How are convolutional neural networks used in image recognition?5 answersConvolutional neural networks (CNNs) are used in image recognition to extract features from images and classify them accurately. CNNs utilize deep learning techniques to automatically learn hierarchical representations of images, enabling them to capture complex patterns and structures. They consist of multiple layers, including convolutional layers that apply filters to extract local features, pooling layers that downsample the feature maps, and fully connected layers that perform classification based on the extracted features. CNNs have been applied in various image recognition tasks, such as emotion recognition, improving baseline network performance, object detection and recognition, and real-time image recognition in manufacturing systems. They have also been studied in terms of optimizing their performance using different optimizers.
What is Convolutional Neural Networks?4 answersConvolutional Neural Networks (CNNs) are special types of artificial neural networks that are designed for computer vision tasks such as image classification and object detection. CNNs are specifically built to process 2D data, such as images, and they learn to extract features and classify objects during training. CNNs are known for their ability to identify spatial patterns in a robust manner by using a parsimonious set of parameters and systematically identifying simple patterns that are then combined into complex specifications using subsequent layers. They are widely used in modern digital imaging technology, with applications in automatic face and object recognition in cameras.
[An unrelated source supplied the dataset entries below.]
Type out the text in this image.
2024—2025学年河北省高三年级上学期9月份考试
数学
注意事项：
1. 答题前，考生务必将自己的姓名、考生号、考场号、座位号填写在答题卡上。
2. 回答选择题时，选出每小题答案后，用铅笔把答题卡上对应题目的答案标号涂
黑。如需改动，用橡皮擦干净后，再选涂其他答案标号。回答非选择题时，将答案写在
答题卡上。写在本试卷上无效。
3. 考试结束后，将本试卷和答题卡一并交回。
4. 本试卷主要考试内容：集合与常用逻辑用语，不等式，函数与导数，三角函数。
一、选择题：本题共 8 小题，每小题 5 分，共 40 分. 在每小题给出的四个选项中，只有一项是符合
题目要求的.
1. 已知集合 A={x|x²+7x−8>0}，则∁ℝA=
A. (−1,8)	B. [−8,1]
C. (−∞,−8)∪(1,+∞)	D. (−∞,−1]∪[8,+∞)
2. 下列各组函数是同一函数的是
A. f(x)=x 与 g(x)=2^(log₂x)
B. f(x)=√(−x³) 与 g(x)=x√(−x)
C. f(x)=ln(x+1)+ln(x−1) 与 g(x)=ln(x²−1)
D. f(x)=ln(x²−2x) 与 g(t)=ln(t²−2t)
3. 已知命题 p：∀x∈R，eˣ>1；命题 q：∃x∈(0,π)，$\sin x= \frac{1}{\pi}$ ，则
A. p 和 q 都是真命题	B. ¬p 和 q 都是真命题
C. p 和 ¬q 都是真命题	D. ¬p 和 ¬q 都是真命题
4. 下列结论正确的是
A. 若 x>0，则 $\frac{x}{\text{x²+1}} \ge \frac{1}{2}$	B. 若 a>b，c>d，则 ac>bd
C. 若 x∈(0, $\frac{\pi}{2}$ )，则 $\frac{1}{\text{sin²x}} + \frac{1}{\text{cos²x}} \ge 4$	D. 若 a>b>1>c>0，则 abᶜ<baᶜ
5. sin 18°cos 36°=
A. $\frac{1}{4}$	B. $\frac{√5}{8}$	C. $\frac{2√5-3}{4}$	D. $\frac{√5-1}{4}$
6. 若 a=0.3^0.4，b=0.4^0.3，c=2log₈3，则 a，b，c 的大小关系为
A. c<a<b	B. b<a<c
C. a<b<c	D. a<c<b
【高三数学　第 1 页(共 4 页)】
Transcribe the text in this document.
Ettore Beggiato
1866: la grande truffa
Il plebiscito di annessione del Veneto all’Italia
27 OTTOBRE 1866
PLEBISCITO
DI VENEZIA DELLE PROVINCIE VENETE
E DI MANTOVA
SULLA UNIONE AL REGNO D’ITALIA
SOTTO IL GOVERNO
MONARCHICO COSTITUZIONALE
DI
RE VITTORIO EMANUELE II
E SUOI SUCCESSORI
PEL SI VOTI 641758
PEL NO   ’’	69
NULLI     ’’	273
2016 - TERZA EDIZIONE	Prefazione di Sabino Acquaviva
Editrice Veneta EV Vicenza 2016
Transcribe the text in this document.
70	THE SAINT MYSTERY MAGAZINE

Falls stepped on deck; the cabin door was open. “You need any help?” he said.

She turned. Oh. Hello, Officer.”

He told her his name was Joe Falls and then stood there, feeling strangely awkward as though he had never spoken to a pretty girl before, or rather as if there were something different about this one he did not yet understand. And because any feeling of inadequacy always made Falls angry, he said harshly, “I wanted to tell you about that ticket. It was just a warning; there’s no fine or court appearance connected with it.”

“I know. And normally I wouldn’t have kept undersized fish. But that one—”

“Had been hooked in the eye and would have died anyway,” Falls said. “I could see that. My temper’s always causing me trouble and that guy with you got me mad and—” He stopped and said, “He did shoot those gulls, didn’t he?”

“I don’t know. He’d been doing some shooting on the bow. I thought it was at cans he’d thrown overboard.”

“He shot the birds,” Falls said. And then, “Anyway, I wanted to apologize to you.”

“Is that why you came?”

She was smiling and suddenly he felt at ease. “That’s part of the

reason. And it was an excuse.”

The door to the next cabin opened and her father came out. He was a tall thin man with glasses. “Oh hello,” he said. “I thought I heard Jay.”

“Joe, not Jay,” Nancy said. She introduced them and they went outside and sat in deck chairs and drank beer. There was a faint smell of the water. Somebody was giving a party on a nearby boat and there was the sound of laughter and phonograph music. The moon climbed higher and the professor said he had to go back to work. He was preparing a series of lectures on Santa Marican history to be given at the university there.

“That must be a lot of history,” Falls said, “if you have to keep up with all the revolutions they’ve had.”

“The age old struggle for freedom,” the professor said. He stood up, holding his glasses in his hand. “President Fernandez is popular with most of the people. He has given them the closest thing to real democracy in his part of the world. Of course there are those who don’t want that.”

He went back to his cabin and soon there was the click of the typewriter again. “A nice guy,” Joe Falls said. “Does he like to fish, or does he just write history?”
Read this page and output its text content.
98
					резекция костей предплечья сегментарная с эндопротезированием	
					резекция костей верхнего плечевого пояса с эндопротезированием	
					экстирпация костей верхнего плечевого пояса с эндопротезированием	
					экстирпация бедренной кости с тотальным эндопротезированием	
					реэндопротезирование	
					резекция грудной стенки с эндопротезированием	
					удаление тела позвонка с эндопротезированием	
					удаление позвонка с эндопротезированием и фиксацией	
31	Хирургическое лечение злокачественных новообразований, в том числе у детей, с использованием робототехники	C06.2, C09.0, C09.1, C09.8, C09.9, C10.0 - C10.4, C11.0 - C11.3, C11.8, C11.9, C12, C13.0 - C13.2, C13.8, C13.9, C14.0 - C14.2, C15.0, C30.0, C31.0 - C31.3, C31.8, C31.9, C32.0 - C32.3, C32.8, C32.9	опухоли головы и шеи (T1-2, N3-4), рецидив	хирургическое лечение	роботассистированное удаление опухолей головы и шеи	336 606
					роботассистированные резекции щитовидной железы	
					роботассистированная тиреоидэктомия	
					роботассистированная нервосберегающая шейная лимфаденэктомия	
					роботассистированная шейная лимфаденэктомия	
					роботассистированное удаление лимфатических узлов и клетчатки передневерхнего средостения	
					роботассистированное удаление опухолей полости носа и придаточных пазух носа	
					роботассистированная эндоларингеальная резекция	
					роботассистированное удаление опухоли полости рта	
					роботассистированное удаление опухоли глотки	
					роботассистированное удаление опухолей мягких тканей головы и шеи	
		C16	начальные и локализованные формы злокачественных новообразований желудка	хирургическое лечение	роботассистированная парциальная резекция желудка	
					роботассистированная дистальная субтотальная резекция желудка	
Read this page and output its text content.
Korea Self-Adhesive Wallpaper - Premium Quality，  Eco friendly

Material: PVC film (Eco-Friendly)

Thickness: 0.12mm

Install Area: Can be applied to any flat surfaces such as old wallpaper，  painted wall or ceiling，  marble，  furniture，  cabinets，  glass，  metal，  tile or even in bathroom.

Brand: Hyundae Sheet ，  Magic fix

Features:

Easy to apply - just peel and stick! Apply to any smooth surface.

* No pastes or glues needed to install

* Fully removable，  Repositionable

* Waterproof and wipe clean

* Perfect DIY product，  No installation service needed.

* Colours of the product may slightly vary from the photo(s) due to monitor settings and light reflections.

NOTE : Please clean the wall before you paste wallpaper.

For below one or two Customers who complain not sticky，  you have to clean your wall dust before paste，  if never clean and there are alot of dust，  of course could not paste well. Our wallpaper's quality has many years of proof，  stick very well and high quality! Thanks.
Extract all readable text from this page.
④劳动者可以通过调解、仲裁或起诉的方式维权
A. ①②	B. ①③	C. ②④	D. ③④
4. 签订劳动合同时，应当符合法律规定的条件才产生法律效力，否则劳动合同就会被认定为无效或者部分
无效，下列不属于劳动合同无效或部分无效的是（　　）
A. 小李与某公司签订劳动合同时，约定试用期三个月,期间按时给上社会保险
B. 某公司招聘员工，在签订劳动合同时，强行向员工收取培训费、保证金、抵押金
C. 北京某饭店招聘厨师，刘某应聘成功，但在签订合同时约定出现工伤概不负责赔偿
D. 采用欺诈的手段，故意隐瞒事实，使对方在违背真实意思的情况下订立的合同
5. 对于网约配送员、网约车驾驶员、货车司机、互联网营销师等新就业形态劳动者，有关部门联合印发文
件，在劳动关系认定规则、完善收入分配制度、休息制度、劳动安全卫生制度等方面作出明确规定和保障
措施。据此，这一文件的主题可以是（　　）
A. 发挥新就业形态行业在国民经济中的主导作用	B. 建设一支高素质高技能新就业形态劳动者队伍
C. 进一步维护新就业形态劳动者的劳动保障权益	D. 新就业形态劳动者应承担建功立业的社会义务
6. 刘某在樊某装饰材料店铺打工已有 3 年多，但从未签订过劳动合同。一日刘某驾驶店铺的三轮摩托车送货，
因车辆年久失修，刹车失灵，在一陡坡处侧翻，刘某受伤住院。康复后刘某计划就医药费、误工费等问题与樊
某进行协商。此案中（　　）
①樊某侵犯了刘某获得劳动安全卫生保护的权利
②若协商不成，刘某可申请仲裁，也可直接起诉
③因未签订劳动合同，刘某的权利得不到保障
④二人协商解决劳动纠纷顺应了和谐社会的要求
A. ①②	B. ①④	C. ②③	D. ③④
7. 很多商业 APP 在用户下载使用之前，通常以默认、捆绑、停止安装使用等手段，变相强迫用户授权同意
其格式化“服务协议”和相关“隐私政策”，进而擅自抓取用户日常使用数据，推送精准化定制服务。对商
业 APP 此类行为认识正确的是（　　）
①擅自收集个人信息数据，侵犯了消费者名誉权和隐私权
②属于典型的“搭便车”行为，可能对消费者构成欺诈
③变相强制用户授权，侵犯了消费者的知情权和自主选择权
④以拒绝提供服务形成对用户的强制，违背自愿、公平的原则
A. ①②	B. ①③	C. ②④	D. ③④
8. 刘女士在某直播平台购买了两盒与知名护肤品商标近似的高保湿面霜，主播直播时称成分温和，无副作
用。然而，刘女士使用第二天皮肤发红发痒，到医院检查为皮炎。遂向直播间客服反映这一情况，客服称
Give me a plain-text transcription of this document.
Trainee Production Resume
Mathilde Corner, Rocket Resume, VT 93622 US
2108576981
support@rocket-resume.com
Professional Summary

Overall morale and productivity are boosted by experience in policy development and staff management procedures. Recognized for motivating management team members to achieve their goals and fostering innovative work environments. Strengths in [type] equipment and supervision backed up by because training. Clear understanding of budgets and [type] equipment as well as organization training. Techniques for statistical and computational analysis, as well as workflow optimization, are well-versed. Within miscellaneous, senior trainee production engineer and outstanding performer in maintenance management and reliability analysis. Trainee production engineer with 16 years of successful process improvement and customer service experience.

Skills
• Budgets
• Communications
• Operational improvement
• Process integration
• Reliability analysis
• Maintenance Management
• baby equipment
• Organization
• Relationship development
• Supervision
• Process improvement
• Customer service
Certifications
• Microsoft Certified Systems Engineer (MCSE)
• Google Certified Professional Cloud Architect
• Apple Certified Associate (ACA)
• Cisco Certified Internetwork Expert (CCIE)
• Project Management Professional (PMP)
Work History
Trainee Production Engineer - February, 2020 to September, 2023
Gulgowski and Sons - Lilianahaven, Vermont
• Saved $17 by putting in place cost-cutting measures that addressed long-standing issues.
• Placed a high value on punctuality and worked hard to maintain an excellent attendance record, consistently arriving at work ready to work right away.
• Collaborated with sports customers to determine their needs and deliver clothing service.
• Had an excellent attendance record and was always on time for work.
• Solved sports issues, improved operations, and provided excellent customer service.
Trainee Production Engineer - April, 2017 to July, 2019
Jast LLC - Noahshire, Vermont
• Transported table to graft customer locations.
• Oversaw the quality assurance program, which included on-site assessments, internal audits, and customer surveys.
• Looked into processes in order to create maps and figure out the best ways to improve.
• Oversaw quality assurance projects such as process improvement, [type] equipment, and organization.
CNNs are particularly effective for processing unstructured data, such as images, text, audio, and speech, and they exploit local spatial correlation by imposing local connectivity constraints between neurons of adjacent layers.
What Convolutional Neural Network do?5 answersConvolutional Neural Networks (CNNs) are a type of artificial neural networks that are specifically designed for computer vision tasks such as image classification, object detection, and semantic segmentation. They are able to extract features from images and learn how to classify objects through training. CNNs leverage spatial information and are well-suited for image classification in various applications. They have been widely used in computer vision and graphical analysis applications, particularly in the field of chest X-ray image classification for COVID-19 patients. CNNs consist of convolution layers that perform operations similar to image processing filters. Popular CNN architectures include ResNet, GoogleNet, and VGG, which are often trained on large datasets and can be used for finetuning on other tasks.